I decided for my code to use an array of structures, based on the ADBSPacket structure given
in ‘message.h’. This was done by defining another structure which stores the ADBSPacket
structures, the size of the array of structures and the capacity of the array and then defining a
function called ‘init_list’ (used in the first line in main), which initializes these variables and adds
enough memory to append any ADBSPacket structures (or plane data).
After initialization, I defined another function called ‘input_command’. This function continuously
processes any input by the user in stdin until the program is closed (using a for loop). It firstly
‘gets’ the input and removes any new line characters and replaces it with null-terminators (this is
important to avoid any infinite loops after closing). The code can take two paths after this.
If it is data from an airplane, the code quickly checks if the index of plane_data we are trying to
store exceeds the capacity, to avoid any errors. Then the code reads the data using the sscanf()

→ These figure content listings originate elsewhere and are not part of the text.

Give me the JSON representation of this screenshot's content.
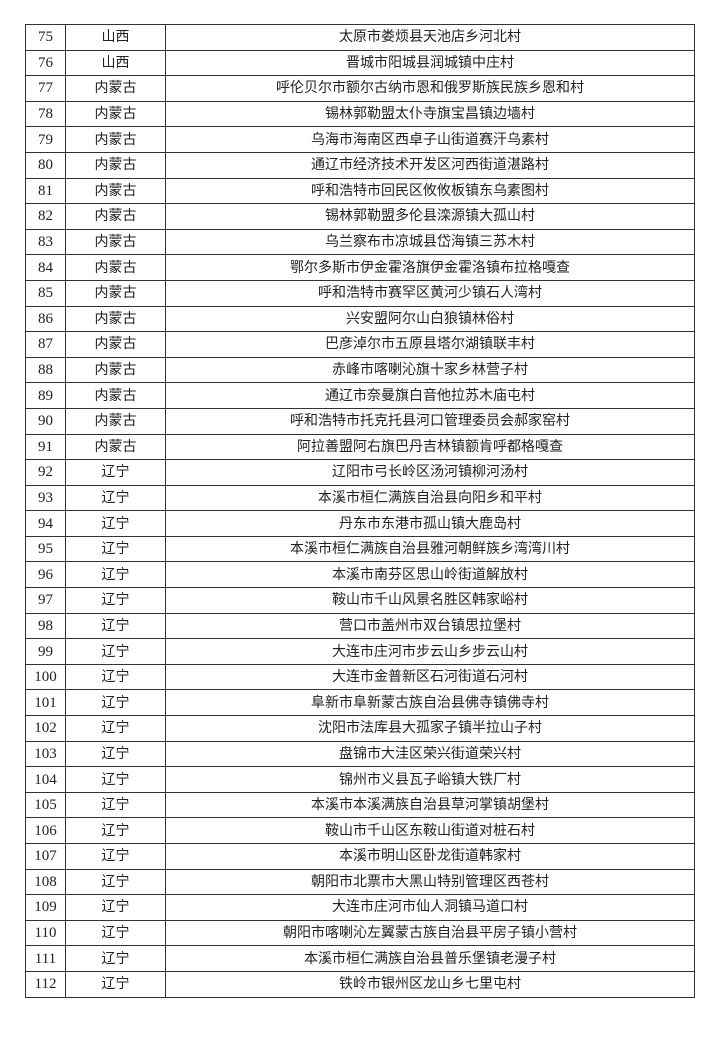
{
  "rows": [
    {
      "no": "75",
      "province": "山西",
      "village": "太原市娄烦县天池店乡河北村"
    },
    {
      "no": "76",
      "province": "山西",
      "village": "晋城市阳城县润城镇中庄村"
    },
    {
      "no": "77",
      "province": "内蒙古",
      "village": "呼伦贝尔市额尔古纳市恩和俄罗斯族民族乡恩和村"
    },
    {
      "no": "78",
      "province": "内蒙古",
      "village": "锡林郭勒盟太仆寺旗宝昌镇边墙村"
    },
    {
      "no": "79",
      "province": "内蒙古",
      "village": "乌海市海南区西卓子山街道赛汗乌素村"
    },
    {
      "no": "80",
      "province": "内蒙古",
      "village": "通辽市经济技术开发区河西街道湛路村"
    },
    {
      "no": "81",
      "province": "内蒙古",
      "village": "呼和浩特市回民区攸攸板镇东乌素图村"
    },
    {
      "no": "82",
      "province": "内蒙古",
      "village": "锡林郭勒盟多伦县滦源镇大孤山村"
    },
    {
      "no": "83",
      "province": "内蒙古",
      "village": "乌兰察布市凉城县岱海镇三苏木村"
    },
    {
      "no": "84",
      "province": "内蒙古",
      "village": "鄂尔多斯市伊金霍洛旗伊金霍洛镇布拉格嘎查"
    },
    {
      "no": "85",
      "province": "内蒙古",
      "village": "呼和浩特市赛罕区黄河少镇石人湾村"
    },
    {
      "no": "86",
      "province": "内蒙古",
      "village": "兴安盟阿尔山白狼镇林俗村"
    },
    {
      "no": "87",
      "province": "内蒙古",
      "village": "巴彦淖尔市五原县塔尔湖镇联丰村"
    },
    {
      "no": "88",
      "province": "内蒙古",
      "village": "赤峰市喀喇沁旗十家乡林营子村"
    },
    {
      "no": "89",
      "province": "内蒙古",
      "village": "通辽市奈曼旗白音他拉苏木庙屯村"
    },
    {
      "no": "90",
      "province": "内蒙古",
      "village": "呼和浩特市托克托县河口管理委员会郝家窑村"
    },
    {
      "no": "91",
      "province": "内蒙古",
      "village": "阿拉善盟阿右旗巴丹吉林镇额肯呼都格嘎查"
    },
    {
      "no": "92",
      "province": "辽宁",
      "village": "辽阳市弓长岭区汤河镇柳河汤村"
    },
    {
      "no": "93",
      "province": "辽宁",
      "village": "本溪市桓仁满族自治县向阳乡和平村"
    },
    {
      "no": "94",
      "province": "辽宁",
      "village": "丹东市东港市孤山镇大鹿岛村"
    },
    {
      "no": "95",
      "province": "辽宁",
      "village": "本溪市桓仁满族自治县雅河朝鲜族乡湾湾川村"
    },
    {
      "no": "96",
      "province": "辽宁",
      "village": "本溪市南芬区思山岭街道解放村"
    },
    {
      "no": "97",
      "province": "辽宁",
      "village": "鞍山市千山风景名胜区韩家峪村"
    },
    {
      "no": "98",
      "province": "辽宁",
      "village": "营口市盖州市双台镇思拉堡村"
    },
    {
      "no": "99",
      "province": "辽宁",
      "village": "大连市庄河市步云山乡步云山村"
    },
    {
      "no": "100",
      "province": "辽宁",
      "village": "大连市金普新区石河街道石河村"
    },
    {
      "no": "101",
      "province": "辽宁",
      "village": "阜新市阜新蒙古族自治县佛寺镇佛寺村"
    },
    {
      "no": "102",
      "province": "辽宁",
      "village": "沈阳市法库县大孤家子镇半拉山子村"
    },
    {
      "no": "103",
      "province": "辽宁",
      "village": "盘锦市大洼区荣兴街道荣兴村"
    },
    {
      "no": "104",
      "province": "辽宁",
      "village": "锦州市义县瓦子峪镇大铁厂村"
    },
    {
      "no": "105",
      "province": "辽宁",
      "village": "本溪市本溪满族自治县草河掌镇胡堡村"
    },
    {
      "no": "106",
      "province": "辽宁",
      "village": "鞍山市千山区东鞍山街道对桩石村"
    },
    {
      "no": "107",
      "province": "辽宁",
      "village": "本溪市明山区卧龙街道韩家村"
    },
    {
      "no": "108",
      "province": "辽宁",
      "village": "朝阳市北票市大黑山特别管理区西苍村"
    },
    {
      "no": "109",
      "province": "辽宁",
      "village": "大连市庄河市仙人洞镇马道口村"
    },
    {
      "no": "110",
      "province": "辽宁",
      "village": "朝阳市喀喇沁左翼蒙古族自治县平房子镇小营村"
    },
    {
      "no": "111",
      "province": "辽宁",
      "village": "本溪市桓仁满族自治县普乐堡镇老漫子村"
    },
    {
      "no": "112",
      "province": "辽宁",
      "village": "铁岭市银州区龙山乡七里屯村"
    }
  ]
}
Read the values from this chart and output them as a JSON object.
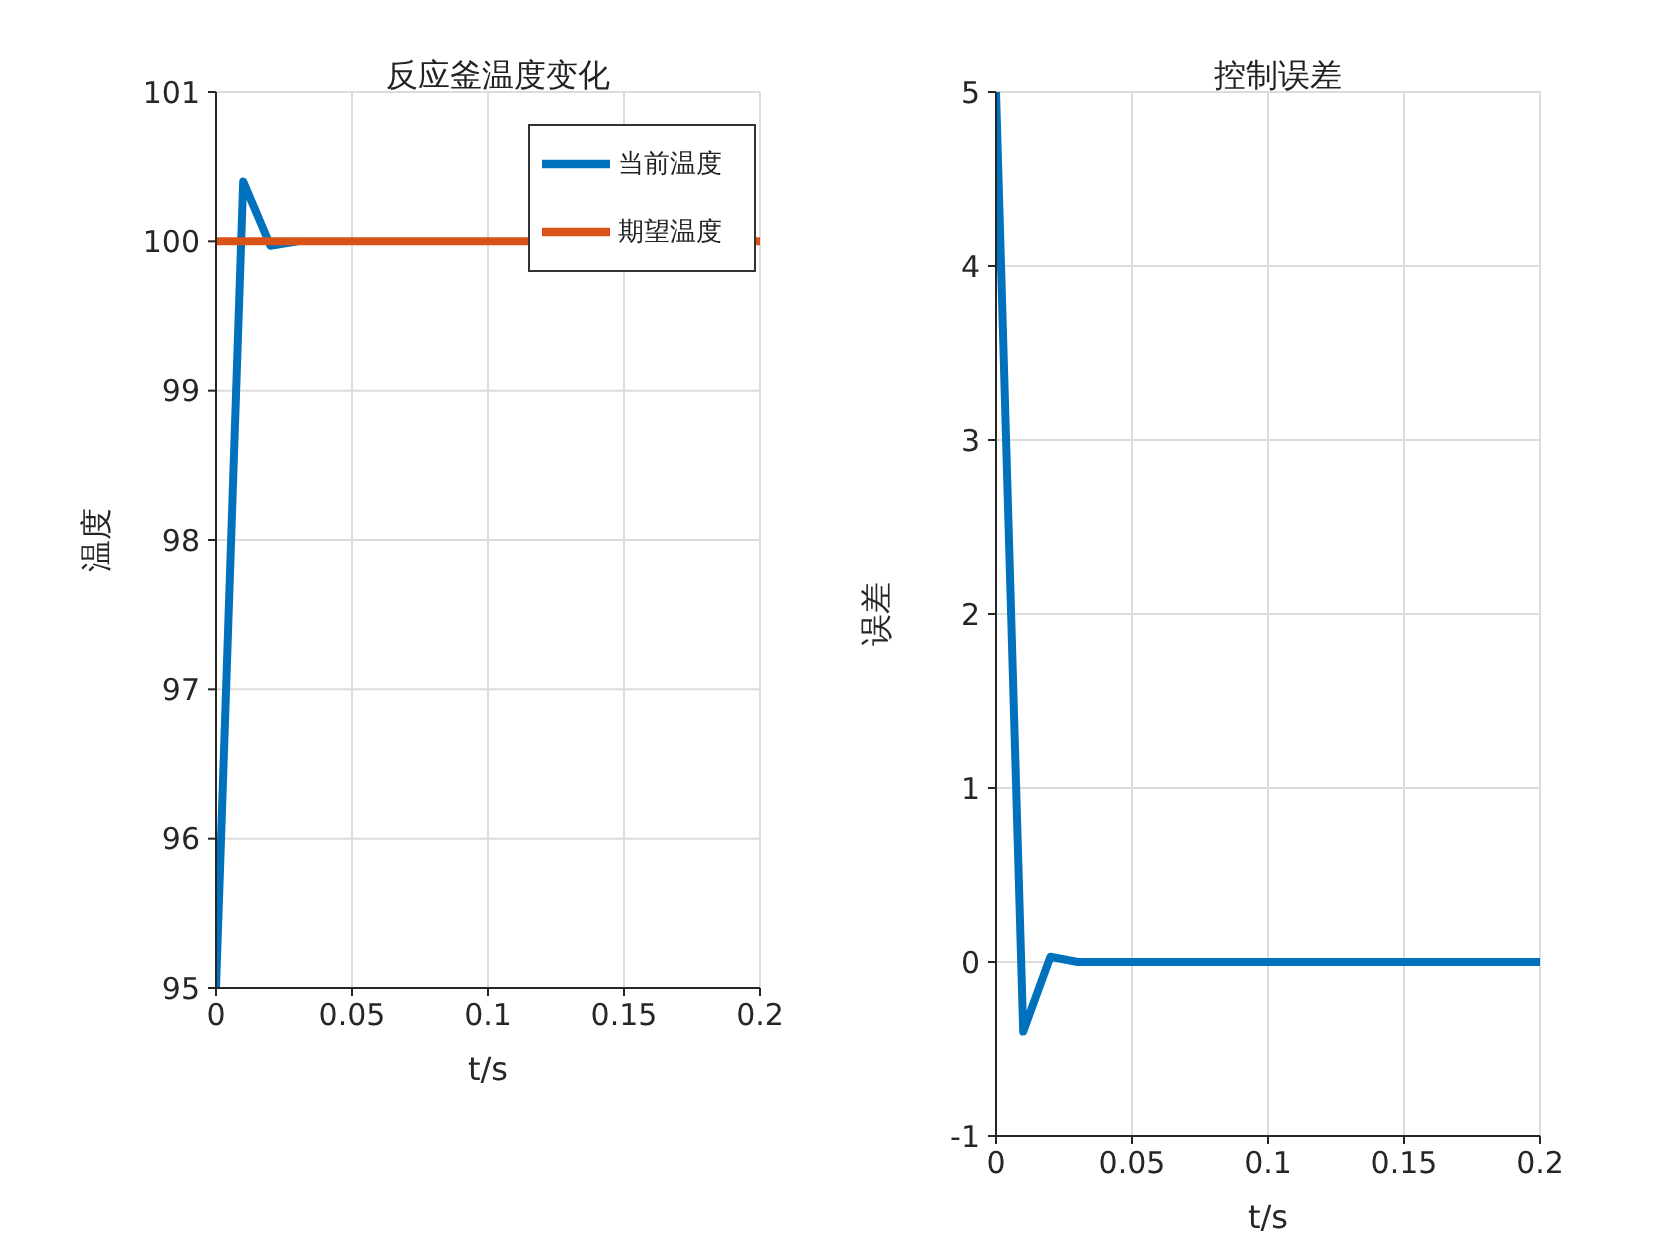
{
  "chart_data": [
    {
      "type": "line",
      "title": "反应釜温度变化",
      "xlabel": "t/s",
      "ylabel": "温度",
      "xlim": [
        0,
        0.2
      ],
      "xticks": [
        0,
        0.05,
        0.1,
        0.15,
        0.2
      ],
      "ylim": [
        95,
        101
      ],
      "yticks": [
        95,
        96,
        97,
        98,
        99,
        100,
        101
      ],
      "grid": true,
      "legend": "top right",
      "series": [
        {
          "name": "当前温度",
          "color": "#0072bd",
          "x": [
            0,
            0.01,
            0.02,
            0.03
          ],
          "values": [
            95,
            100.4,
            99.97,
            100
          ]
        },
        {
          "name": "期望温度",
          "color": "#d95319",
          "x": [
            0,
            0.2
          ],
          "values": [
            100,
            100
          ]
        }
      ]
    },
    {
      "type": "line",
      "title": "控制误差",
      "xlabel": "t/s",
      "ylabel": "误差",
      "xlim": [
        0,
        0.2
      ],
      "xticks": [
        0,
        0.05,
        0.1,
        0.15,
        0.2
      ],
      "ylim": [
        -1,
        5
      ],
      "yticks": [
        -1,
        0,
        1,
        2,
        3,
        4,
        5
      ],
      "grid": true,
      "series": [
        {
          "color": "#0072bd",
          "x": [
            0,
            0.01,
            0.02,
            0.03,
            0.2
          ],
          "values": [
            5,
            -0.4,
            0.03,
            0,
            0
          ]
        }
      ]
    }
  ]
}
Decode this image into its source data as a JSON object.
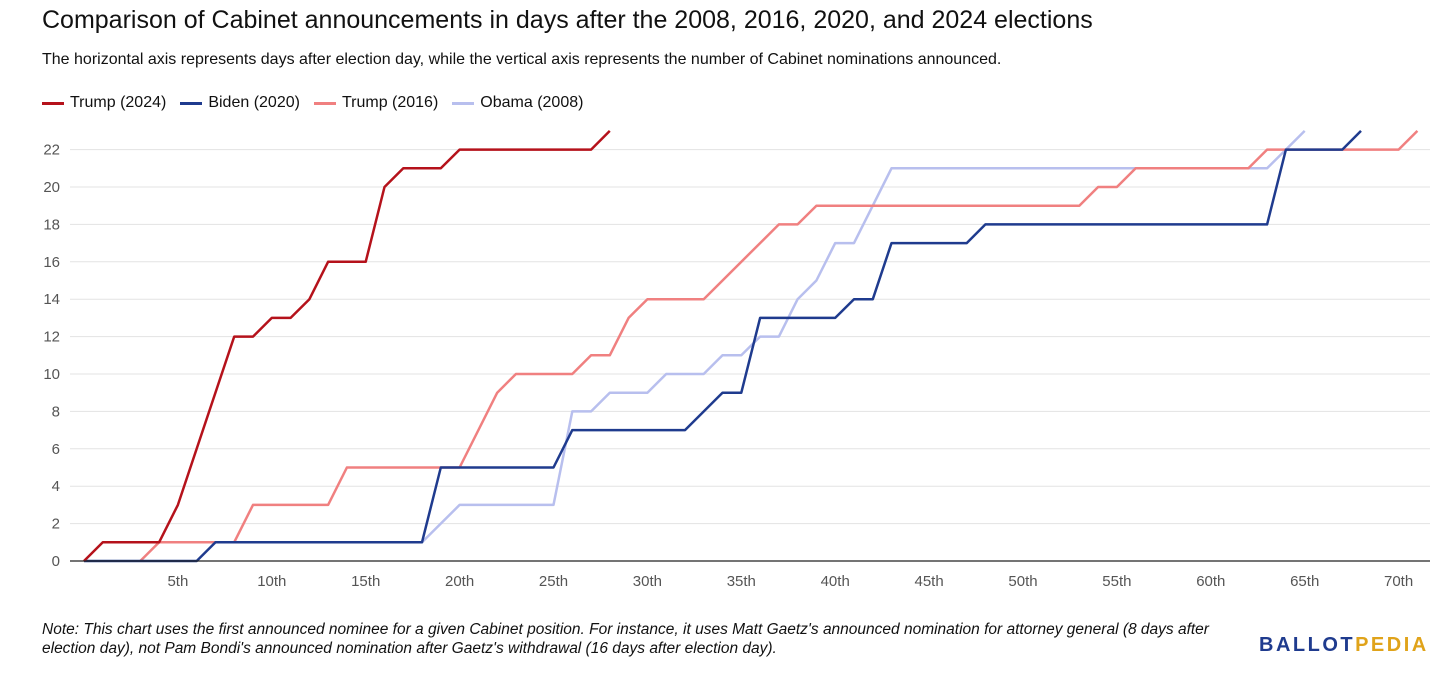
{
  "title": "Comparison of Cabinet announcements in days after the 2008, 2016, 2020, and 2024 elections",
  "subtitle": "The horizontal axis represents days after election day, while the vertical axis represents the number of Cabinet nominations announced.",
  "note": "Note: This chart uses the first announced nominee for a given Cabinet position. For instance, it uses Matt Gaetz's announced nomination for attorney general (8 days after election day), not Pam Bondi's announced nomination after Gaetz's withdrawal (16 days after election day).",
  "logo": {
    "part1": "BALLOT",
    "part2": "PEDIA"
  },
  "chart_data": {
    "type": "line",
    "title": "Comparison of Cabinet announcements in days after the 2008, 2016, 2020, and 2024 elections",
    "xlabel": "",
    "ylabel": "",
    "xlim": [
      0,
      73
    ],
    "ylim": [
      0,
      23
    ],
    "grid": true,
    "legend_position": "top-left",
    "x_ticks": [
      5,
      10,
      15,
      20,
      25,
      30,
      35,
      40,
      45,
      50,
      55,
      60,
      65,
      70
    ],
    "x_tick_labels": [
      "5th",
      "10th",
      "15th",
      "20th",
      "25th",
      "30th",
      "35th",
      "40th",
      "45th",
      "50th",
      "55th",
      "60th",
      "65th",
      "70th"
    ],
    "y_ticks": [
      0,
      2,
      4,
      6,
      8,
      10,
      12,
      14,
      16,
      18,
      20,
      22
    ],
    "series": [
      {
        "name": "Trump (2024)",
        "color": "#b5121b",
        "points": [
          [
            0,
            0
          ],
          [
            1,
            1
          ],
          [
            4,
            1
          ],
          [
            5,
            3
          ],
          [
            8,
            12
          ],
          [
            9,
            12
          ],
          [
            10,
            13
          ],
          [
            11,
            13
          ],
          [
            12,
            14
          ],
          [
            13,
            16
          ],
          [
            15,
            16
          ],
          [
            16,
            20
          ],
          [
            17,
            21
          ],
          [
            19,
            21
          ],
          [
            20,
            22
          ],
          [
            27,
            22
          ],
          [
            28,
            23
          ]
        ]
      },
      {
        "name": "Biden (2020)",
        "color": "#1f3b8e",
        "points": [
          [
            0,
            0
          ],
          [
            6,
            0
          ],
          [
            7,
            1
          ],
          [
            18,
            1
          ],
          [
            19,
            5
          ],
          [
            25,
            5
          ],
          [
            26,
            7
          ],
          [
            32,
            7
          ],
          [
            34,
            9
          ],
          [
            35,
            9
          ],
          [
            36,
            13
          ],
          [
            40,
            13
          ],
          [
            41,
            14
          ],
          [
            42,
            14
          ],
          [
            43,
            17
          ],
          [
            47,
            17
          ],
          [
            48,
            18
          ],
          [
            63,
            18
          ],
          [
            64,
            22
          ],
          [
            67,
            22
          ],
          [
            68,
            23
          ]
        ]
      },
      {
        "name": "Trump (2016)",
        "color": "#f08080",
        "points": [
          [
            3,
            0
          ],
          [
            4,
            1
          ],
          [
            8,
            1
          ],
          [
            9,
            3
          ],
          [
            13,
            3
          ],
          [
            14,
            5
          ],
          [
            20,
            5
          ],
          [
            22,
            9
          ],
          [
            23,
            10
          ],
          [
            26,
            10
          ],
          [
            27,
            11
          ],
          [
            28,
            11
          ],
          [
            29,
            13
          ],
          [
            30,
            14
          ],
          [
            33,
            14
          ],
          [
            37,
            18
          ],
          [
            38,
            18
          ],
          [
            39,
            19
          ],
          [
            53,
            19
          ],
          [
            54,
            20
          ],
          [
            55,
            20
          ],
          [
            56,
            21
          ],
          [
            62,
            21
          ],
          [
            63,
            22
          ],
          [
            64,
            22
          ],
          [
            65,
            22
          ],
          [
            70,
            22
          ],
          [
            71,
            23
          ]
        ]
      },
      {
        "name": "Obama (2008)",
        "color": "#b8bfee",
        "points": [
          [
            18,
            1
          ],
          [
            20,
            3
          ],
          [
            25,
            3
          ],
          [
            26,
            8
          ],
          [
            27,
            8
          ],
          [
            28,
            9
          ],
          [
            30,
            9
          ],
          [
            31,
            10
          ],
          [
            33,
            10
          ],
          [
            34,
            11
          ],
          [
            35,
            11
          ],
          [
            36,
            12
          ],
          [
            37,
            12
          ],
          [
            38,
            14
          ],
          [
            39,
            15
          ],
          [
            40,
            17
          ],
          [
            41,
            17
          ],
          [
            43,
            21
          ],
          [
            63,
            21
          ],
          [
            64,
            22
          ],
          [
            65,
            23
          ]
        ]
      }
    ]
  }
}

function and appends it to ‘my_list’ using the ‘append_data()’. The ‘append_data’ function
appends the data read to an already existing structure if the aircraftID collected matches with a
previous plane ID that was already stored or, it reallocates new memory and adds the aircraft
data as a new structure. This greatly reduces the amount of data I need to store, making the
code very economical.
If it is a command from Air Traffic Control, then we use the ‘process_command’ function, which
determines what the command is. If the command is ‘close’, the function will return an int = 1,
which will transfer into the ‘input_command’ function and also return a 1 to indicate ‘close’ was
encountered. This then is transferred into the main function where, after dynamic memory is
freed, checks if close was encountered. If so, the program prints ‘closing’ and exits.
If the command is ‘est_pos’, the code goes to the ‘print_est_position’ function, which extracts
the ID of the airplane from the command line (the index of the aircraft in ‘my_list’ is found using
the ‘find_aircraft_index’ function) and runs ‘est_pos()’. The ‘est_pos’ function runs the
calculations needed to estimate the position of the aircraft (refer to overview slide). It either
prints its estimated position or specifies the aircraft is NOT in the airspace. After printing, the
program returns 0 to input_command, indicating close was not encountered and continues with
the code.
The above is similar to the ‘check_separation’ and ‘num_contacts’ commands, except for
‘check_separation’ we must also extract the minimum radius of separation of the aircrafts and
‘num_contacts’ doesn’t need any extractions from the command line.
However both functions rely on ‘est_pos’ to work. ‘Num_contacts’ checks the ‘est_pos’ of each
aircraft at the time the command was called using a ‘for’ loop. If the airplane’s ‘est_pos’ is within
the operating radius and has a valid aircraft ID, then it counts as one plane.
‘Check_separation’ also finds the ‘est_pos’ of each aircraft after being called and does the
provided calculations in the overview slides with each aircraft compared to the aircraft ID
imputed into the command line. This is reiterated in a for loop until the most ‘dangerous’
separation issue is found by finding the minimum ∆𝑡(𝑖𝑛𝑡) using the ‘min’ function and prints the
separation issue (if there is any) accordingly, after freeing any dynamic memory.
The code reiterates this until the ‘close’ command, to which the program swiftly exists.